Many (many!) charities are too small to measure their own impact

Link post

Why I crossposted this: I found it to be an interesting perspective on a not-uncommon assumption within EA (that every charity should be conducting self-evaluation), written by someone with a lot of field experience in charity consulting/evaluation (who is, I think, mostly aligned with EA’s views on the importance of effectiveness).

I don’t necessarily endorse any of this, but reasons 2-4 all seem like good reasons to at least not pursue certain types of self-evaluation. Reason 1 seems like a different kind of problem, but still rings true and points to the need for funders to be strict about what sorts of research they care about, or otherwise aim at changing the incentives in place.

Most charities should not evaluate their own impact. Funders should stop asking them to evaluate themselves. For one thing, asking somebody to mark their own homework was never likely to be a good idea.

This article explains the four very good reasons that most charities should not evaluate themselves, and gives new data about how many of them are too small.

Most operational charities should not (be asked to) evaluate themselves because:

1. They have the wrong incentive.

Their incentive is (obviously!) to make themselves look as great as possible – evaluations are used to compete for funding – so their incentive is to rig the research to make it flattering and/or bury research that doesn’t flatter them. I say this having been a charity CEO myself and done both.

2. They lack the necessary skills in evaluation.

Most operational charities are specialists in, say, supporting victims of domestic violence or delivering first aid training or distributing cash in refugee camps. These are completely different skills to doing causal research, and one would not expect expertise in these unrelated skills to be co-located.

3. They often lack the funding to do evaluation research properly.

One major problem is that a good experimental evaluation may involve gathering data about a control group which does not get the programme or which gets a different programme, and few operational charities have access to such a set of people.

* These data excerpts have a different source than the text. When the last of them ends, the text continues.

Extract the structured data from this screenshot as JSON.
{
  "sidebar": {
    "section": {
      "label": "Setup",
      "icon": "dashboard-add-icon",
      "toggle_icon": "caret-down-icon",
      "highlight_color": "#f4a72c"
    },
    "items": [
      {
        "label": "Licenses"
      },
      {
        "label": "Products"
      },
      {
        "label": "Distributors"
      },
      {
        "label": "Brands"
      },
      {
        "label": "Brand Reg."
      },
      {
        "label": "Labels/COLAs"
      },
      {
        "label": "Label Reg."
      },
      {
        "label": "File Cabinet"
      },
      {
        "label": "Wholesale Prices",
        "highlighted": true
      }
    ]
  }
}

A good guide is a mantra from evidence-based medicine, that research should “ask an important question and answer it reliably”. If there not enough money (or sample size) to answer the question reliably, don’t try to answer it at all.

4. They’re too small.

Specifically, their programmes are too small: they do not have enough sample size for evaluations of just their programmes to produce statistically meaningful results, i.e., to distinguish the effects of the programme from that of other factors or random chance, i.e., results of self-evaluations by operational charities are quite likely to be just wrong. For example, when the Institute of Fiscal Studies did a rigorous study of the effects of breakfast clubs, it needed 106 schools in the sample: that is way more than most operational charities providing breakfast clubs have.

Giving Evidence has done some proper analysis to corroborate this view that many operational charities’ programmes are too small to reliably evaluate. The UK Ministry of Justice runs a ‘Data Lab’, which any organisation running a programme to reduce re-offending can ask to evaluate that programme: the Justice Data Lab uses the MoJ’s data to compare the re-offending behaviour of participants in the programme with that of a similar (‘propensity score-matched’) set of non-participants. It’s glorious because, for one thing, it shows loads of charities’ programmes all evaluated in the same way, on the same metric (12-month reoffending rate) by the same independent researchers. It is the sole such dataset of which we are aware, anywhere in the world.

In the most recent data (all its analyses up to October 2020), the JDL had analysed 104 programmes run by charities (‘the voluntary and community sector’), of which fully 62 prove too small to produce conclusive results. 60% of the charity-run programmes were too small to evaluate reliably.

The analyses also show the case for reliable intervention and not just guessing which charity-run programmes work or assuming that they all do:

a. Some charity-run programmes create harm: they increase reoffending, and

b. Charity-run programmes vary massively in how effective they are:

Hence most charities should not be PRODUCERS of research. But they should be USERS of rigorous, independent research – about where the problems are, why, what works to solve them, and who is doing what about them.